Part of the 2024 Spoleto Festival USA, the world premiere work penned by Denis O’Hare and Lisa Peterson, which is directed by Peterson, brings the collaborators back on the heels of a rave reception for “An Iliad.” The one-man-show on the 2023 program starring O’Hare offered contemporary context to Homer’s epic poem, by way of rendering real the ever-mounting body count of the Trojan War.
“The Song of Rome” chases that with another enduring poem. Both are bound together by history, as the Roman poet Virgil took a page from Homer’s epic, using it as the basis for “The Aeneid,” which charts the journey of Aeneus, a refugee of the Trojan War headed from Troy to Rome to dream up a new republic.
This time Homer’s Coat, as the collaboration is called, devised a two-hander that avails of the considerable command of actors Rachel Christopher and Hadi Tabbal. The two toggle between Roman toga times and a present-day library at Emery University in Atlanta. Together, they revisit a republic past to better grasp today’s power grabs, global shifts and gender dynamics, absorbing the audience throughout.
It is books — dusty and worn, detailing the rise and fall of empires–that connect the play’s two timeframes. A spare stage houses towering stacks of vintage tomes. They live alongside AV equipment and reach back upstage to a blackened wall, compliments of scenic designer Rachel Hauck, setting the tone for jaunting back and forth from past to present political jockeying.
The actors each portray three corresponding roles. For starters, Christopher is The Girl, seen in projections via both an on-stage screen and an upstage wall, with a counterpart in Tabbal’s The Man. They are also, respectively, Octavia, the sister of Augustus Caesar (aka Octavian), and Virgil, who is summoned to pen a poem, commissioned by the would-be emperor himself.
In the present-day, Christopher portrays Sheree, an undergraduate frantic to get up to speed on these classics for an exam. Tabbal is her tutor, Azem, a Syrian scholar who has recently arrived in America and who is desperately seeking asylum.
The parallels between patron and poet, teacher and student, assert themselves readily. Both Virgil and Azem are refugees, pointing up that forced migration dates back millennia, no matter the vaunted freedom bandied about in democracy now and way back when. The former, Virgil, was cast out of Rome, then enlisted by the very forces responsible for his ouster to spin heroic those Roman exploits, or latter-day propaganda. As Azem, the actor brings to the American shores his character’s scholarship on such history, and its takeaways, including its parallels with our own fraying nation.

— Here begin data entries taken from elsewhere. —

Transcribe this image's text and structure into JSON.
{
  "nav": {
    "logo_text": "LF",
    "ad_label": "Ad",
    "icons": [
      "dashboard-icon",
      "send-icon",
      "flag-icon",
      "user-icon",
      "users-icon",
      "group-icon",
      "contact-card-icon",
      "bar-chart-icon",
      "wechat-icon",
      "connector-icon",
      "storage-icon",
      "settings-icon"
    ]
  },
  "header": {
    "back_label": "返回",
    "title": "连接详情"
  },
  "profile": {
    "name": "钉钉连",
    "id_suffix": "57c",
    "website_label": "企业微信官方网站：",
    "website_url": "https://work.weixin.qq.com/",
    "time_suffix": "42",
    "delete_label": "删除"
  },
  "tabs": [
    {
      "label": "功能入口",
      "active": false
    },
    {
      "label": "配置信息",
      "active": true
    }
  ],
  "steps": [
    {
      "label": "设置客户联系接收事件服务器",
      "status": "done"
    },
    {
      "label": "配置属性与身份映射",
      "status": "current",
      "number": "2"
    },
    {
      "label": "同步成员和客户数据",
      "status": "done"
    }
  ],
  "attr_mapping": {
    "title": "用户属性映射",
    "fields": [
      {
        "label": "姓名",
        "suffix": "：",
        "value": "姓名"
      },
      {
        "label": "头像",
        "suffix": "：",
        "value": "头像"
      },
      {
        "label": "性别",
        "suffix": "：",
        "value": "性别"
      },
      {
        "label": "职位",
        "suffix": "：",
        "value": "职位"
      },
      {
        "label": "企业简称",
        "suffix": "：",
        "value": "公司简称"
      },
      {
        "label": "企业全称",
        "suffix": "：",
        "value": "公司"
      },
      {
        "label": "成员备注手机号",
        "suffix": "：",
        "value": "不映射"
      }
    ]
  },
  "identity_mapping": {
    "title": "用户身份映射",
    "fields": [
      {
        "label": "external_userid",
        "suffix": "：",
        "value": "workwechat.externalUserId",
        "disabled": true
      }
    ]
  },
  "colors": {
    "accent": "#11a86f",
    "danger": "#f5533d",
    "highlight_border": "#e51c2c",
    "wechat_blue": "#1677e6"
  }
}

The plight of the refugee is chief among them. Virgil frets about how to manage his patron’s agenda while aiming to make the sort of art to secure his own immortality, but with one eye trained on remedying his cast-off, down-and-out lot in life. Azem engages in plenty of hand-wringing, too, knowing his fate is hanging in the balance of a green card and anxiously appealing to his student for help in that mission.

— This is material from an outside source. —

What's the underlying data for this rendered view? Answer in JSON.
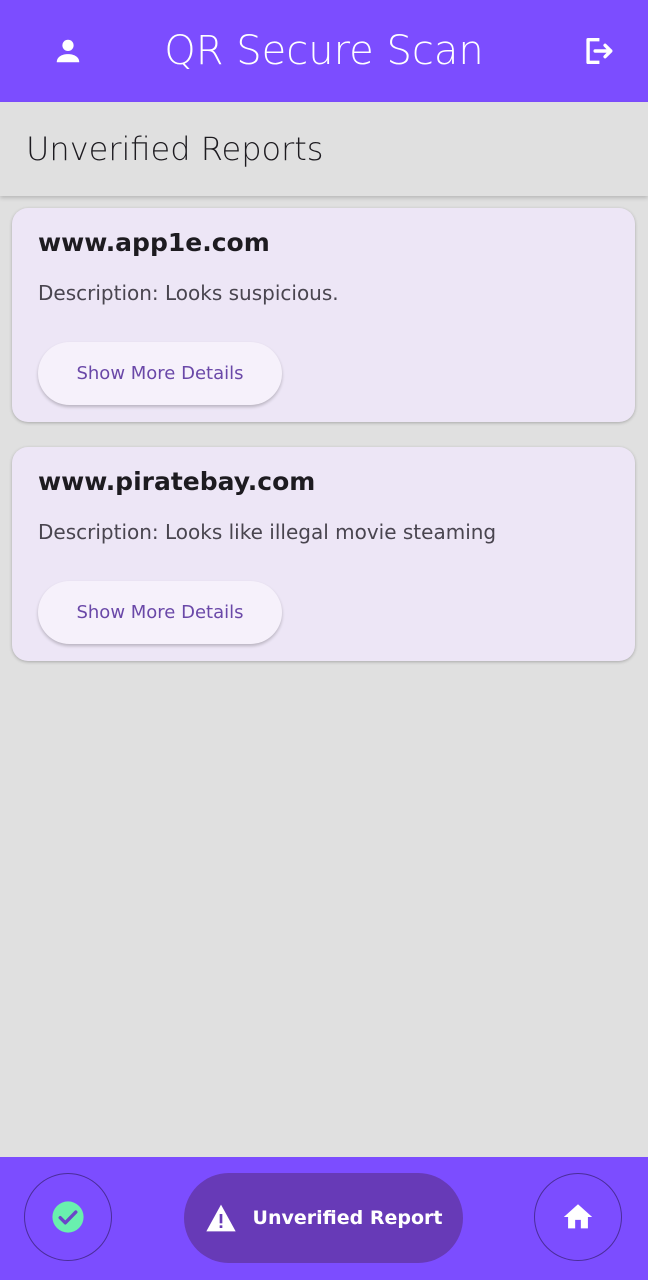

Through Christopher’s roles, we also see both worlds through the female gaze. With Octavia acting as liaison for Augustus (or Octavian as she calls him), we gain a less frequently observed female perspective on life with Augustus and company. She navigates her diminished status as a female in the empire, sucking it up and marrying Mark Antony for the good of the cause.
“The Song of Rome” then conjures a contemporary foil in Sheree. As a Black American woman, she is a descendent of the enslaved that were part of a mass forced migration, one that informed and continues to inform this republic.
Sheree is particularly effective in breathing new life and candor into such age-old gender oppression, countering historical facts with her modern-day shade, and frequently infusing offhand humor and vibrancy into her hot takes. Aghast at the likes of Dido et al, she parses tales of Cupid’s arrow. likening such Gods-sport to getting slipped a rufi.
Deftly crafted and superbly acted, “The Song of Rome” metes out boatloads of history, but in a way that goes down remarkably easily. Time and again it illuminates how past and present inform one another, even if they don’t change outcomes. Revisiting how a republic that was once so formidable dissolved in short order, Azem asks of Sheree, how long will it be until that happens in your country?
Back in Rome, when it dawns on Octavia that she is no longer living in a republic, she seeks to glean the reason, landing on, “It was killed by a hundred little incivilities and lies.”
True that. In “The Song of Rome,” it makes for a cautionary tale, and meaninginful evening of theater. It is well worth a visit to the Dock Street, where it is writ Latin and large in an epic poem.